« Je ne serai plus l'entraîneur du PSG la saison prochaine » C'est par ces quelques mots que Luis Fernandez a annoncé au journal Le Parisien (?!) ce Mercredi 12 Mars 2003. S'il devrait bien finir la saison actuelle en espérant « offrir la Coupe de France au club », il ne sera pas présent pour la saison 2003-2004, et annonce même que l'on ne le verra « plus jamais sur le banc de touche du PSG » ...
Si l'annonce n'est pas vraiment surprenante, en annonçant son départ à la fin de la saison juste après la victoire importante du Paris Saint-Germain au Vélodrome, Luis Fernandez donne le sentiment de savoir depuis un moment que son avenir ne serait pas sur le banc du club de son cœur... Sa touchante confession met le doigt sur le fait que selon lui les récents échecs du PSG sont dus au manque de finances accordées : « il y a des idées mais plus d'oseille »...
Vous avez une déclaration à faire... Luis Fernandez.
(Il se racle le fond de la gorge) Je ne serai plus l'entraîneur du PSG la saison prochaine.

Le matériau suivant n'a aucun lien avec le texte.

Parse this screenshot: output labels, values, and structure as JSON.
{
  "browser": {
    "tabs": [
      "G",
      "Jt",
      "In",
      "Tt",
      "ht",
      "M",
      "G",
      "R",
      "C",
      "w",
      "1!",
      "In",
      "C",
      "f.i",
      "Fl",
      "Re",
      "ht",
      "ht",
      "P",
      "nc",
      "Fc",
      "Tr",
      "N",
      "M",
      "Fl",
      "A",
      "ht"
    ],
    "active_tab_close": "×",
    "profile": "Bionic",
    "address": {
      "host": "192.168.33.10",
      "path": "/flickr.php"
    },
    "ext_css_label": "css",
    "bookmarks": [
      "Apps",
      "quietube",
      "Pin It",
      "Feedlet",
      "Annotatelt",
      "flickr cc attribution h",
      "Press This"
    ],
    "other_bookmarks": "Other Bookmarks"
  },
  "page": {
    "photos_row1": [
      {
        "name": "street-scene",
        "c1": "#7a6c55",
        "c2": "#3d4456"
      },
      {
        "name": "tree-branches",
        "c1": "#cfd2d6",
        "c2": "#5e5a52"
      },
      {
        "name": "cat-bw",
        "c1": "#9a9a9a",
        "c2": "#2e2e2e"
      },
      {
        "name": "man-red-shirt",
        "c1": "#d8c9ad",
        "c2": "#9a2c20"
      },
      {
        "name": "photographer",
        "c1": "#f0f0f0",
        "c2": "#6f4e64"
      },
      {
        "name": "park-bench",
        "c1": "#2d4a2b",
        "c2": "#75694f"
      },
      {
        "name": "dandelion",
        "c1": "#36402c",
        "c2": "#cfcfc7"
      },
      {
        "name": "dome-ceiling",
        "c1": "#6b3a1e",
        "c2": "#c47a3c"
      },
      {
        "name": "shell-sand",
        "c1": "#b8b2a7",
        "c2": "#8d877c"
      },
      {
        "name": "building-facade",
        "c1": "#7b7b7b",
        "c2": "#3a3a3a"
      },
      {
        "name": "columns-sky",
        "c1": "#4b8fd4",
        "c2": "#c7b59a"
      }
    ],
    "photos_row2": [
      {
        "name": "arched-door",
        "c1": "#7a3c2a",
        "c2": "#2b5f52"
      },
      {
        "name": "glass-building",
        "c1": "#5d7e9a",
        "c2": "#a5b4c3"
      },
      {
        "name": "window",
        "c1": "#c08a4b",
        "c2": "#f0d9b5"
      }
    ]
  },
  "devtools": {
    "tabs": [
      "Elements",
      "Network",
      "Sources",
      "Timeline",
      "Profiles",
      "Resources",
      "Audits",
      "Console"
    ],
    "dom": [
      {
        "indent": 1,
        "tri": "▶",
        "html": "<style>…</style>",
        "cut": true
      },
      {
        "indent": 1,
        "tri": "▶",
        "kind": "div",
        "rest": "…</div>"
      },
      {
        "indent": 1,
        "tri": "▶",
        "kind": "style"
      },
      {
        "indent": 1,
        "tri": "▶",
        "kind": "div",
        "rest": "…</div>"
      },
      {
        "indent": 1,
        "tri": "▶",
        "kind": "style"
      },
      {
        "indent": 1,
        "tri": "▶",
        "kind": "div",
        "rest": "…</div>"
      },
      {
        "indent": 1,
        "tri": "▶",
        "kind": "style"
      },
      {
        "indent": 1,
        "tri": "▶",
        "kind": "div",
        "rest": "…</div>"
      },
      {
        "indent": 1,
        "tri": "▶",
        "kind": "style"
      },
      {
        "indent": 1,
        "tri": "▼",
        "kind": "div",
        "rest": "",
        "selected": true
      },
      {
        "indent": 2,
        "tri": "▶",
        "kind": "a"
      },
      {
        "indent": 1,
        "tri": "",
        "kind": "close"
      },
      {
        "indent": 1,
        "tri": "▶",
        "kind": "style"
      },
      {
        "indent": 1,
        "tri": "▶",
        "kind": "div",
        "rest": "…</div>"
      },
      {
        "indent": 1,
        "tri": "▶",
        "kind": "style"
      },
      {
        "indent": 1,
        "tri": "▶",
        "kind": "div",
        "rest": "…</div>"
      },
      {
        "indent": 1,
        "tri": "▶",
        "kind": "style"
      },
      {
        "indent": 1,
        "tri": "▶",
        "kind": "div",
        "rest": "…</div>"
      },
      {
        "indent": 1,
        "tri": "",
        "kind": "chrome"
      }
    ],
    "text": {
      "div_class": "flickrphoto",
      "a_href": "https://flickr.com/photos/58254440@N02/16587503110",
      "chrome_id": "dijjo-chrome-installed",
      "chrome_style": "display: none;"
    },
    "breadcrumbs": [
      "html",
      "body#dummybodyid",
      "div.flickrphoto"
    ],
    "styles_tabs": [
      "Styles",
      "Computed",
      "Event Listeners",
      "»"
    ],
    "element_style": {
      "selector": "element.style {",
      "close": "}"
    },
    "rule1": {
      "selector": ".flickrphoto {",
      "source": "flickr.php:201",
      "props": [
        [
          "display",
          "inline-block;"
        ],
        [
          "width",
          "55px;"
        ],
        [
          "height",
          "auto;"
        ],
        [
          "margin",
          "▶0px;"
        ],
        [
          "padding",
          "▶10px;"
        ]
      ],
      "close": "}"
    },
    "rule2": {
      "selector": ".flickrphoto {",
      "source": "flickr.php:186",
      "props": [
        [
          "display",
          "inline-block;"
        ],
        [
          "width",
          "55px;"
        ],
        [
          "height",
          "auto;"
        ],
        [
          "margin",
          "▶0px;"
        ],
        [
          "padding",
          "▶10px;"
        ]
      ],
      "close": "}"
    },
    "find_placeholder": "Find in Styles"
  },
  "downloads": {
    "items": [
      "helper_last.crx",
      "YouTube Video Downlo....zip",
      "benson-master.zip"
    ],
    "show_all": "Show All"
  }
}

J'ai mal au cœur en prononçant cette phrase mais ma décision est murement réfléchie. Elle a été prise en concertation avec mon épouse, Audrey. Il faut avoir la force de reconnaître la situation d'échec. C'est mieux ainsi, pour le bien et l'intérêt du club.
Cette décision est surprenante...
Ma responsabilité est engagée. Je suis le premier responsable des résultats. Je pourrais parler des blessures, des méformes, non ! Je ne cherche pas d'excuses. Quand on gagne, on est le roi du monde. Dans le cas contraire, on se tait. On ne parle plus tactique ou fond de jeu. Je pourrais évoquer le match à Marseille. L'histoire est toujours racontée par les vainqueurs. Moi, j'ai échoué.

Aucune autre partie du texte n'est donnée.